Reise 2006 - Die Tage danach


Gleich nachdem sich Christian und ich in Nickelsdorf trennten fuhr ich zu meinen Eltern. Sie waren überglücklich mich wohlbehalten wiederzusehen. Es folgten ein paar Gespräche über die vergangenen zwei Wochen, das Erlebte in Worte zu fassen war auf der einen Seite kompliziert und auf der anderen Seite wahnsinnig aufregend. Anschließend wollte ich alleine sein. Ich brauchte noch einige Tage, bis ich mich an meine Heimat wieder "gewöhnt" hatte, das bekam ich auch von Freunden zu hören. Das klingt vielleicht komisch, aber es ist eine Umstellung. In den vergangenen zwei Wochen wusste ich nicht, wo wir am Abend schlafen werden, wie die Leute dort sind und ob meine Kette hält ;o)

Es war einfach ein komisches Gefühl, ich wollte es nicht wahrhaben, dass unsere Reise so schnell wieder vorbei ist. Irgendwie deprimierend. Aber das Leben und der Alltag gehen weiter, also ging ich am darauffolgenden Montag wieder in die Arbeit, erledigte meine Sachen, wie ich sie immer erledigt hatte und spürte, dass das nicht alles gewesen sein kann.

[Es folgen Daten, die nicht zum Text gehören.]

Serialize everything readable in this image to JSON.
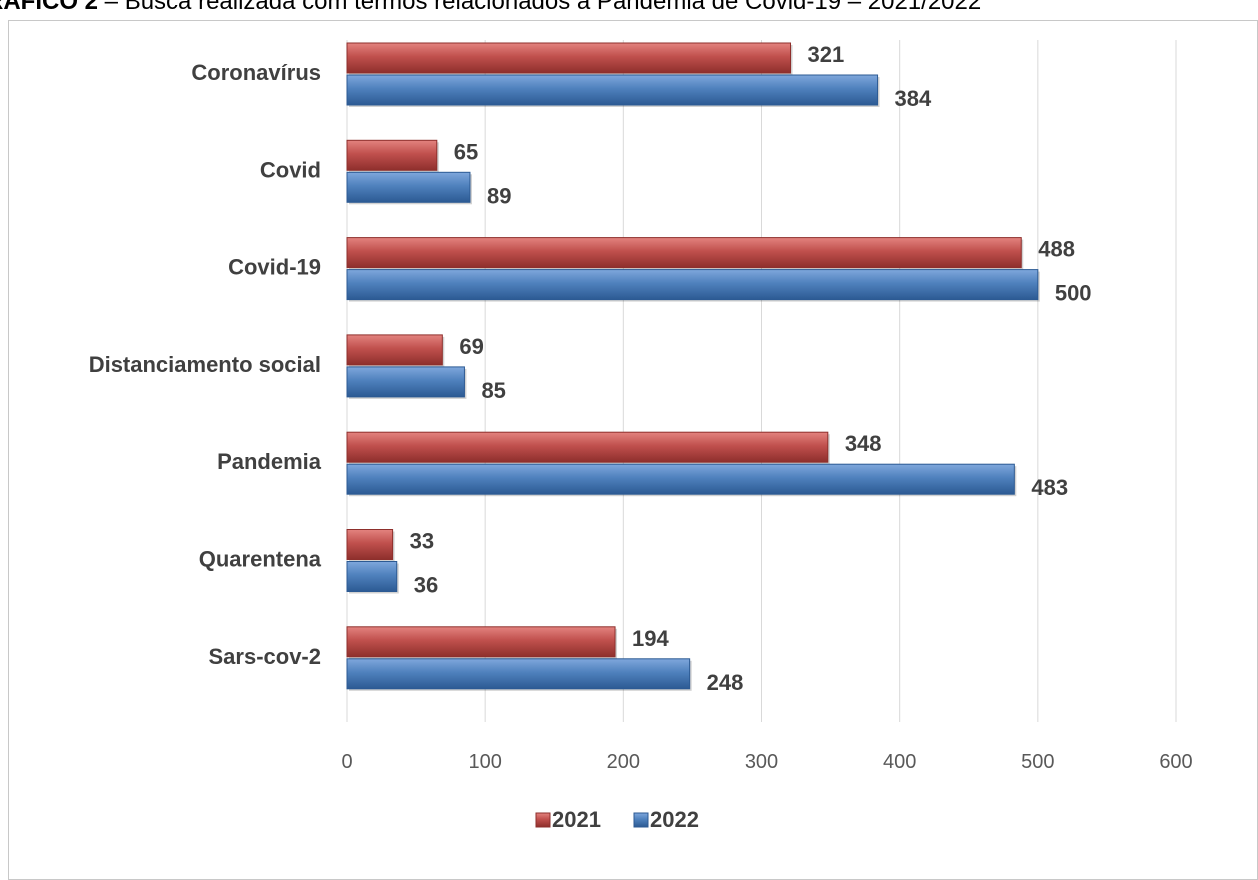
{
  "caption": {
    "label": "RÁFICO 2",
    "text": " – Busca realizada com termos relacionados à Pandemia de Covid-19 – 2021/2022"
  },
  "colors": {
    "series_2021": "#c0504d",
    "series_2022": "#4f81bd",
    "grid": "#d9d9d9",
    "text": "#404040"
  },
  "chart_data": {
    "type": "bar",
    "orientation": "horizontal",
    "categories": [
      "Coronavírus",
      "Covid",
      "Covid-19",
      "Distanciamento social",
      "Pandemia",
      "Quarentena",
      "Sars-cov-2"
    ],
    "series": [
      {
        "name": "2021",
        "values": [
          321,
          65,
          488,
          69,
          348,
          33,
          194
        ]
      },
      {
        "name": "2022",
        "values": [
          384,
          89,
          500,
          85,
          483,
          36,
          248
        ]
      }
    ],
    "xlim": [
      0,
      600
    ],
    "xticks": [
      0,
      100,
      200,
      300,
      400,
      500,
      600
    ],
    "grid": true,
    "legend": "bottom"
  }
}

Irgendwann traf ich Christian wieder, er gab mir die Fotos die er gemacht hat. Wir sprachen über das gemeinsam Erlebte und er fragte mich, ob wir 2007 wieder gemeinsam fahren werden. Na klar, warum nicht. Ich glaube, dass ist das Leiden all jener Menschen, die individuell Reisen. Wenn du einmal weg warst, willst du wieder weg. Und dann noch weiter. Es war ganz klar, der Reisevirus hatte uns beide erwischt, mit seiner ganzen Wucht.